Originally, it was Lynell George’s mother who was the Octavia Butler fan. A Los Angeles-based English teacher for 30 years, George’s mother would hand Butler’s books to students who didn’t like reading; “‘What are you interested in? Who are you? Oh, here, this is for you’,” she recalls. Once, she brought George along to a Butler reading in Pasadena, California, and George describes the awe she felt seeing Butler in person for the first time: “There was something very powerful about this tall, Black woman walking to the bookstore and sitting inches away from me—it was a small store—to talk about her work, to talk about writing.”

Still, it took George several more years before she became acquainted with Butler’s work in college. “I read Kindred and that was my door in,” she says. Later, after she became a journalist, she flew up to Seattle to cover a convention where Butler was giving the keynote. “I did make a point to say hello and that I wanted to interview her, and she said, ‘Oh, yes. We will have our interview.’ And, of course, a couple of years later she died.

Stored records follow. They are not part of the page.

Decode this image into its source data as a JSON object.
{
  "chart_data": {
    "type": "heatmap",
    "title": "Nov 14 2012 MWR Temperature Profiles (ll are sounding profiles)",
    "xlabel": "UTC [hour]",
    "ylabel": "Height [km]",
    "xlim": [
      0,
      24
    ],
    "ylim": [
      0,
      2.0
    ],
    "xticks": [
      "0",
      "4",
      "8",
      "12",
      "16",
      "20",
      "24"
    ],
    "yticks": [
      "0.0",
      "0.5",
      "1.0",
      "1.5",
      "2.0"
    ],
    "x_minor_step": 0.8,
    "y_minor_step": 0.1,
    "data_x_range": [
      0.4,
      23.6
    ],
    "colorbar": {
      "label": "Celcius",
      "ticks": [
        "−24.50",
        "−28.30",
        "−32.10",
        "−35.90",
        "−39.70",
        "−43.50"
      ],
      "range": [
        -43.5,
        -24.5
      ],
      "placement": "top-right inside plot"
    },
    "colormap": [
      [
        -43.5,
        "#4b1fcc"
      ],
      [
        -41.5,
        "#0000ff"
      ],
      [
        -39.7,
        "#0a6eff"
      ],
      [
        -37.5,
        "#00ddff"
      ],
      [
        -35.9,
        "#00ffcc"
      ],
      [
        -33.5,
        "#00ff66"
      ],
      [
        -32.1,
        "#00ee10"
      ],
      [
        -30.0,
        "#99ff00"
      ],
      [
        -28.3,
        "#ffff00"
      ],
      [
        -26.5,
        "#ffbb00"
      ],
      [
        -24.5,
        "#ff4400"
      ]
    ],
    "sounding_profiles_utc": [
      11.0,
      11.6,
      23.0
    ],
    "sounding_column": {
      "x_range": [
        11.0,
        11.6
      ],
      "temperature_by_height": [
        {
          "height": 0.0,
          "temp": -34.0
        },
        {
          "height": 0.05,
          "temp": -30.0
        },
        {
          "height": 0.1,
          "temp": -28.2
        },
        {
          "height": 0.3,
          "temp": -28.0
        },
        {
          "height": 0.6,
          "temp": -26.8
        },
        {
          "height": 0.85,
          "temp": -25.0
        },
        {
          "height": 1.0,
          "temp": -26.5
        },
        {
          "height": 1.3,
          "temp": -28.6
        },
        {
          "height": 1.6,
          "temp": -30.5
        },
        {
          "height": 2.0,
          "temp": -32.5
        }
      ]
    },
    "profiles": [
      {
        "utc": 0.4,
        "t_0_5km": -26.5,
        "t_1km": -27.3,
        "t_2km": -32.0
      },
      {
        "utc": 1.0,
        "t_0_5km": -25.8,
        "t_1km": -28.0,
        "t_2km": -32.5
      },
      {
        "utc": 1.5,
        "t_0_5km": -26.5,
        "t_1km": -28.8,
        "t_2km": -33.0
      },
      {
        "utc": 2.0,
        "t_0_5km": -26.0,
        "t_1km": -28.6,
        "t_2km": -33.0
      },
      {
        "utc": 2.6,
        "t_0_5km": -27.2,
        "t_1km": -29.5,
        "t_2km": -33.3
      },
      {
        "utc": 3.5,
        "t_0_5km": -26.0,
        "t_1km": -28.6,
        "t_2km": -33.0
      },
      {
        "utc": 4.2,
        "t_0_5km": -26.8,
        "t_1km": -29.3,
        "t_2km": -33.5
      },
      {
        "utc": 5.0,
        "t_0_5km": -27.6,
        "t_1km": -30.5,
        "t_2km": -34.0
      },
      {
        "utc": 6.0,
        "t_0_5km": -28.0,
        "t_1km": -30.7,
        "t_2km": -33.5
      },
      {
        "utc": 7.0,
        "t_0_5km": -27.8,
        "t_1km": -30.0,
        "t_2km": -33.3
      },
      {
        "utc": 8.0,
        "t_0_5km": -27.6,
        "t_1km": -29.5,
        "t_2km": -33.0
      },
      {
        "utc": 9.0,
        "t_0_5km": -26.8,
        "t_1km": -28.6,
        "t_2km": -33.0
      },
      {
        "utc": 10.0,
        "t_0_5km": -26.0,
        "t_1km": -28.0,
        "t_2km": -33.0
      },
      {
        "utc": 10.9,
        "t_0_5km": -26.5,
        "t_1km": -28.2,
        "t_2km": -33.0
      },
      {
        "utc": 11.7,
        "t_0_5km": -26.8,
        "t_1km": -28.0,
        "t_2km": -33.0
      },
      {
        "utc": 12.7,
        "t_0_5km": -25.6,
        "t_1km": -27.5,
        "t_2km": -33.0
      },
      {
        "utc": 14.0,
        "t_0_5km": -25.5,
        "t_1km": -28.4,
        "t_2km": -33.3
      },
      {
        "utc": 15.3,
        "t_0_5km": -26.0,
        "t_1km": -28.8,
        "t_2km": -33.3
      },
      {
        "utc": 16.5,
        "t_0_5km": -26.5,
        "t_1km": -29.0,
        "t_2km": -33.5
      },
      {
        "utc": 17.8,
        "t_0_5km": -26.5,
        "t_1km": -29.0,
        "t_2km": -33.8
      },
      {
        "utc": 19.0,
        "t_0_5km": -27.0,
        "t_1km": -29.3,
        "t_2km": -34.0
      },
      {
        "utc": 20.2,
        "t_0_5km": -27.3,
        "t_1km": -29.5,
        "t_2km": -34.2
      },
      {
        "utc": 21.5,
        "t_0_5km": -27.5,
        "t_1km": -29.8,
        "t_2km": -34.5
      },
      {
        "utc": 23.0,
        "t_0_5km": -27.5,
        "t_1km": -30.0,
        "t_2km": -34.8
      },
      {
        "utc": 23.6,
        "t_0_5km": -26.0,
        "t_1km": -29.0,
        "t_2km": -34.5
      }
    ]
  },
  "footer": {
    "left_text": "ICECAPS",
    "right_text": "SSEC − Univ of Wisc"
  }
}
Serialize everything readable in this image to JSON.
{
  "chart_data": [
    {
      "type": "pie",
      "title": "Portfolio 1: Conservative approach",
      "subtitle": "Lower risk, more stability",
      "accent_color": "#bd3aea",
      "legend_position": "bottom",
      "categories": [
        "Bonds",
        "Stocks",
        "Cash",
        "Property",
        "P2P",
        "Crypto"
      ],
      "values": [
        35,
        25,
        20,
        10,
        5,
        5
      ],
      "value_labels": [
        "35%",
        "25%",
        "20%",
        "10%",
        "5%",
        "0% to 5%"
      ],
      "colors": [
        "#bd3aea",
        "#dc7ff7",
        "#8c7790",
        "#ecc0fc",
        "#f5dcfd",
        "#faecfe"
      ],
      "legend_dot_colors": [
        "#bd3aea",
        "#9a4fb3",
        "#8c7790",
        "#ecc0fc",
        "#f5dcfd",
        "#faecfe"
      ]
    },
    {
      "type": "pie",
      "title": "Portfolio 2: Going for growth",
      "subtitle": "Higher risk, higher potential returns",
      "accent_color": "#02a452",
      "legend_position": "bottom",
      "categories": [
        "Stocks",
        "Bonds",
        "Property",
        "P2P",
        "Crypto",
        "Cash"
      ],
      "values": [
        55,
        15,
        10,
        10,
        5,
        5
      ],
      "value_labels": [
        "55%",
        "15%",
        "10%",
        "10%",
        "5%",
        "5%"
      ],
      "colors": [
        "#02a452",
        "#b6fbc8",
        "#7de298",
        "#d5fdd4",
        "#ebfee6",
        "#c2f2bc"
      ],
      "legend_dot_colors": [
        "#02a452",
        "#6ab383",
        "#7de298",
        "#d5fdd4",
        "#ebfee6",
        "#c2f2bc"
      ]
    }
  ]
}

And that never happened.”

When George was contacted by the nonprofit Clockshop to create a “posthumous interview” with Butler, she was wary. “I thought, ‘I’m not sure what that’s going to look like, sound like, or feel like. I didn’t want it to be some seance kind of piece, I wanted it to be honest.” For her research, she visited the Octavia E. Butler Collection at The Huntington Library in San Marino, home to more than 380 boxes of Butler’s papers and belongings that paint a picture of her life: Calendars, manuscripts, diaries, and even bills are among the items in the collection. “I was overwhelmed,” says George, “and then I thought, ‘Ok, think about the voice you want. Who do you want to talk to? Which Butler?’” As George combed over bus schedules, library call slips, and scraps of papers with daily affirmations scribbled in ink, she found her answer: “I didn’t want drafts of essays or fiction. I wanted her as she would be with her friends or family.”

Her work later became the intimate biography A Handful of Earth, A Handful of Sky, a look at Butler through the lens of the myriad of documents that speak to her attempts in creating the writer, the artist, amidst the complexities of real life. “I realized I was looking at the way she was encouraging herself as she was moving through her world, her projects, her experiences, and that’s what really struck me,” explains George, who mentions the lack of resources Butler faced in her writing career that most of her contemporaries did not—being unable to find the creative writing classes she wanted, not having the money to go to graduate school or take part in writing retreats.

“How do I build something out of nothing? How do I concentrate on not what I don’t have, but how do I concentrate on what I have? That’s how you create a writer’s life, you work with what you have.”